Implied volatility for at-the-money November options, a measure of expected futures swings and a key gauge of value, rose to 19.8 percent at 4:40 p.m. on the New York Mercantile Exchange from 19.4 percent yesterday.
Puts, or bets that prices would fall, accounted for 57 percent of electronic trading volume today. The most active options were November $95 puts, which gained 2 cents to 9 cents a barrel on volume of 4,265 lots. With 2,927 contracts exchanging hands, November $100 puts were the second-most traded. They increased 14 cents to 54 cents a barrel
West Texas Intermediate for November delivery slid 79 cents, or 0.8 percent, to settle at $103.31 a barrel on the Nymex. Prices dropped from a two-week high as the first face-to-face talks between President Barack Obama and congressional leaders failed to break the budget logjam yesterday.

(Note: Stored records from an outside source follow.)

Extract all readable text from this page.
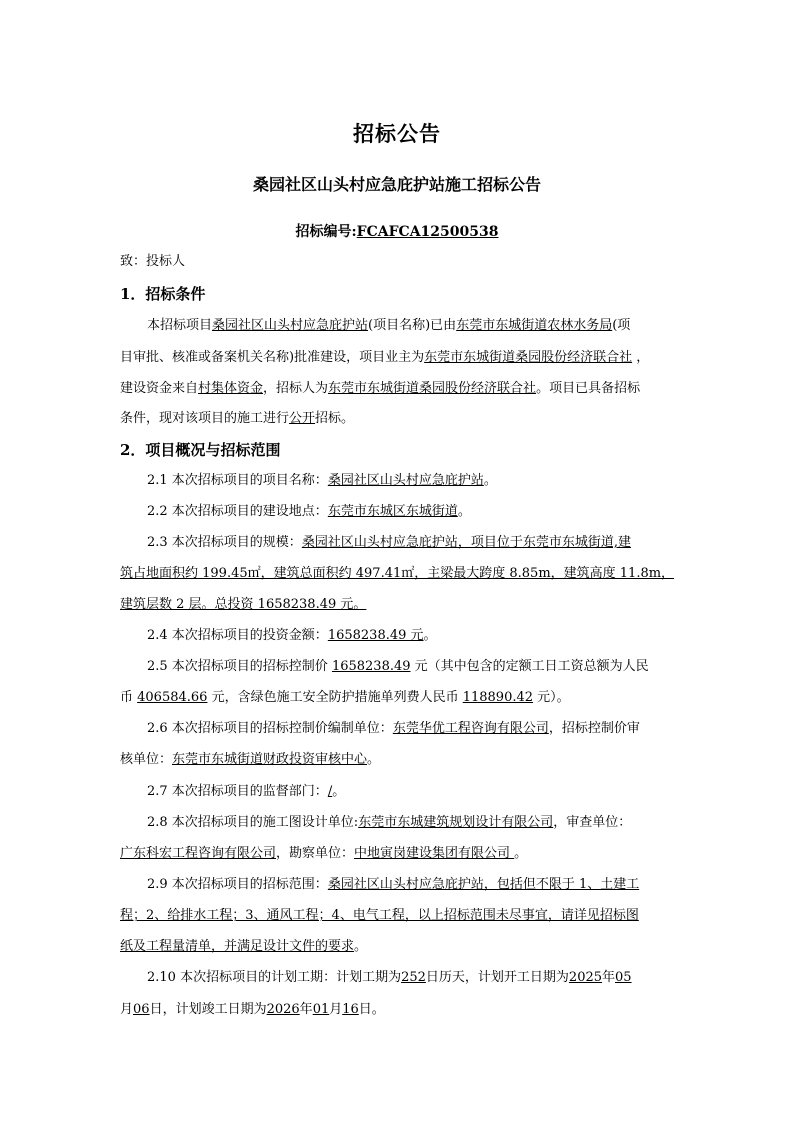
招标公告
桑园社区山头村应急庇护站施工招标公告
招标编号:FCAFCA12500538
致：投标人
1．招标条件
本招标项目桑园社区山头村应急庇护站(项目名称)已由东莞市东城街道农林水务局(项
目审批、核准或备案机关名称)批准建设，项目业主为东莞市东城街道桑园股份经济联合社 ，
建设资金来自村集体资金，招标人为东莞市东城街道桑园股份经济联合社。项目已具备招标
条件，现对该项目的施工进行公开招标。
2．项目概况与招标范围
2.1 本次招标项目的项目名称：桑园社区山头村应急庇护站。
2.2 本次招标项目的建设地点：东莞市东城区东城街道。
2.3 本次招标项目的规模：桑园社区山头村应急庇护站，项目位于东莞市东城街道,建
筑占地面积约 199.45㎡，建筑总面积约 497.41㎡，主梁最大跨度 8.85m，建筑高度 11.8m，
建筑层数 2 层。总投资 1658238.49 元。
2.4 本次招标项目的投资金额：1658238.49 元。
2.5 本次招标项目的招标控制价 1658238.49 元（其中包含的定额工日工资总额为人民
币 406584.66 元，含绿色施工安全防护措施单列费人民币 118890.42 元）。
2.6 本次招标项目的招标控制价编制单位：东莞华优工程咨询有限公司，招标控制价审
核单位：东莞市东城街道财政投资审核中心。
2.7 本次招标项目的监督部门：/。
2.8 本次招标项目的施工图设计单位:东莞市东城建筑规划设计有限公司，审查单位：
广东科宏工程咨询有限公司，勘察单位：中地寅岗建设集团有限公司 。
2.9 本次招标项目的招标范围：桑园社区山头村应急庇护站，包括但不限于 1、土建工
程；2、给排水工程；3、通风工程；4、电气工程，以上招标范围未尽事宜，请详见招标图
纸及工程量清单，并满足设计文件的要求。
2.10 本次招标项目的计划工期：计划工期为252日历天，计划开工日期为2025年05
月06日，计划竣工日期为2026年01月16日。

In the previous session, puts accounted for 53 percent of the 125,9563 lots traded.
November $95 puts were the most-active options yesterday, with 8,870 contracts trading as they slipped 16 cents to 5 cents a barrel. November $110 calls gained 7 cents to 15 cents.
Open interest was highest for December $80 puts, with 41,370 contracts. Next were December $90 puts with 41,259 lots and December $100 calls with 31,864.
The exchange distributes real-time data for electronic trading and releases information the next business day on open-outcry volume, where the bulk of options activity occurs.